Some of these women travel to PNG on tourist visas, knowing that they will engage in prostitution, The National reports.

Upon arrival, they are dispersed to various nightclubs, bars and employee dormitories and soon end up in a situation of involuntary servitude.

The report said some logging camps bring women indicating that they would work as cooks and secretaries.

The report said internally women and children are sold for sexual exploitation. Women are occasionally sold as brides, and children are held in indentured servitude either as a means of paying a family debt or because the natural parent cannot afford to support the  child.

It said children in prostitution are common in nightclubs and bars in the cities.

The report said the PNG government does not fully comply with the minimum standards for eliminating trafficking and is not making any significant effort to do so.
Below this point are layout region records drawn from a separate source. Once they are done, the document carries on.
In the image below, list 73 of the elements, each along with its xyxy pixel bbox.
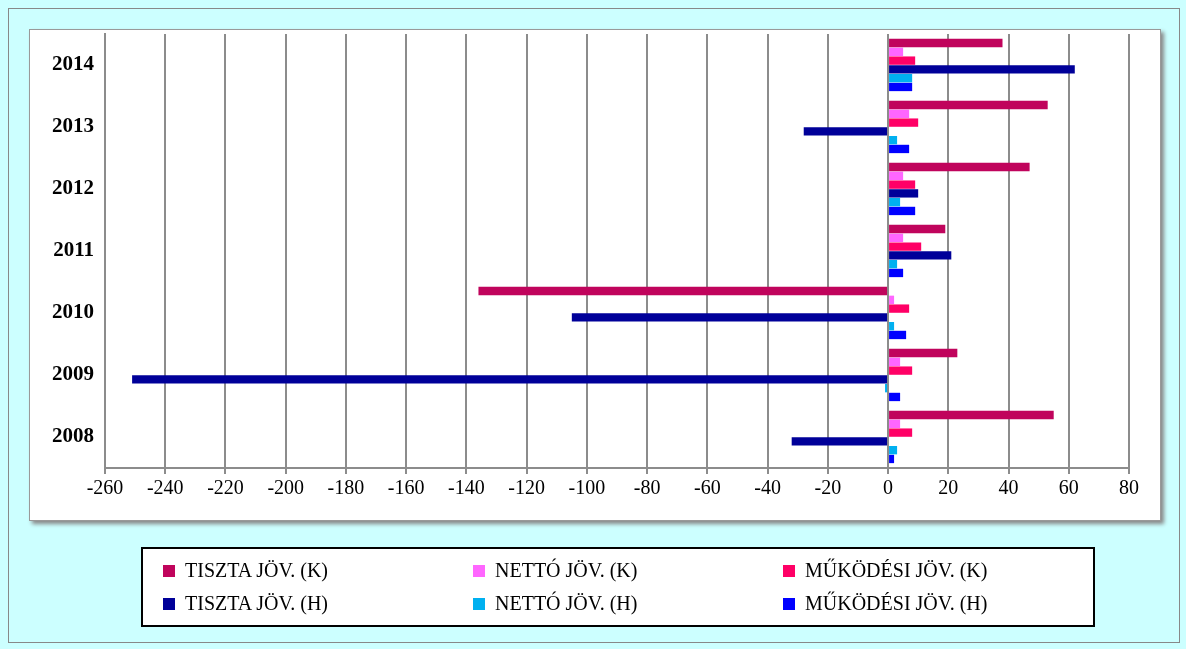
bar: [889, 295, 895, 304]
x-tick-label: -180: [327, 476, 365, 499]
bar: [889, 357, 901, 366]
bar: [889, 162, 1030, 172]
y-tick-label: 2013: [52, 113, 94, 138]
x-tick-label: -260: [86, 476, 124, 499]
bar: [889, 206, 916, 216]
bar: [889, 224, 946, 234]
bar: [889, 322, 895, 331]
bar: [889, 171, 904, 180]
bar: [889, 419, 901, 428]
bar: [889, 100, 1048, 110]
bar: [889, 410, 1054, 420]
bar: [791, 437, 888, 446]
bar: [132, 375, 888, 384]
bar: [885, 384, 888, 393]
x-tick-label: 20: [938, 476, 959, 499]
x-tick-label: -200: [267, 476, 305, 499]
y-tick-label: 2008: [52, 423, 94, 448]
legend-label: MŰKÖDÉSI JÖV. (K): [805, 559, 988, 582]
bar: [889, 109, 910, 118]
bar: [889, 454, 895, 464]
legend-label: TISZTA JÖV. (K): [185, 559, 329, 582]
x-tick-label: -60: [694, 476, 721, 499]
bar: [889, 180, 916, 189]
bar: [889, 446, 898, 455]
bar: [889, 233, 904, 242]
bar: [889, 198, 901, 207]
bar: [889, 304, 910, 313]
bar: [889, 82, 913, 92]
x-tick-label: -220: [207, 476, 244, 499]
bar: [889, 428, 913, 437]
bar: [889, 242, 922, 251]
bar: [889, 268, 904, 278]
bar: [889, 330, 907, 340]
y-tick-label: 2011: [53, 237, 94, 262]
bar: [889, 189, 919, 198]
y-tick-label: 2010: [52, 299, 94, 324]
x-tick-label: 80: [1119, 476, 1139, 499]
x-tick-label: -120: [508, 476, 545, 499]
bar: [889, 348, 958, 358]
x-tick-label: -40: [754, 476, 781, 499]
bar: [803, 127, 888, 136]
bar: [889, 366, 913, 375]
x-tick-label: 60: [1058, 476, 1079, 499]
bar: [889, 251, 952, 260]
bar: [889, 65, 1075, 74]
bar: [889, 260, 898, 269]
bar: [889, 118, 919, 127]
bar: [478, 286, 888, 296]
x-tick-label: 0: [883, 476, 894, 499]
bar: [889, 392, 901, 402]
bar: [889, 56, 916, 65]
bar: [889, 144, 910, 154]
bar: [889, 47, 904, 56]
x-tick-label: -20: [814, 476, 842, 499]
bar: [889, 38, 1003, 48]
y-tick-label: 2012: [52, 175, 94, 200]
x-tick-label: -100: [568, 476, 606, 499]
y-tick-label: 2014: [52, 51, 95, 76]
x-tick-label: -140: [448, 476, 485, 499]
x-tick-label: -240: [146, 476, 184, 499]
legend-label: NETTÓ JÖV. (H): [495, 592, 638, 615]
legend-label: MŰKÖDÉSI JÖV. (H): [805, 592, 988, 615]
x-tick-label: -160: [387, 476, 425, 499]
bar: [889, 136, 898, 145]
bar: [571, 313, 888, 322]
y-tick-label: 2009: [52, 361, 94, 386]
x-tick-label: 40: [998, 476, 1019, 499]
x-tick-label: -80: [633, 476, 661, 499]
legend-label: NETTÓ JÖV. (K): [495, 559, 638, 582]
bar: [889, 74, 913, 83]
legend-label: TISZTA JÖV. (H): [185, 592, 329, 615]
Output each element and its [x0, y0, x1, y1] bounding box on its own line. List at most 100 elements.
It said the government did not report any progress in prosecuting or punishing trafficking offences over the last year.

It said while the Criminal Code prohibits the trafficking of children for commercial sexual exploitation, slavery and abduction, there are no specific penalties for crimes of trafficking adults for commercial sexual exploitation.

The report said wealthy business people, politicians and members of the police are complicit in profiting from the operations of establishments profiting from prostitution, even though prostitution was illegal in PNG.

Police rarely raid these operations and when they do, owners are frequently tipped off before hand and those arrested are rarely prosecuted. The U. S. urged PNG to work with international experts and donors to formulate anti-trafficking legislation.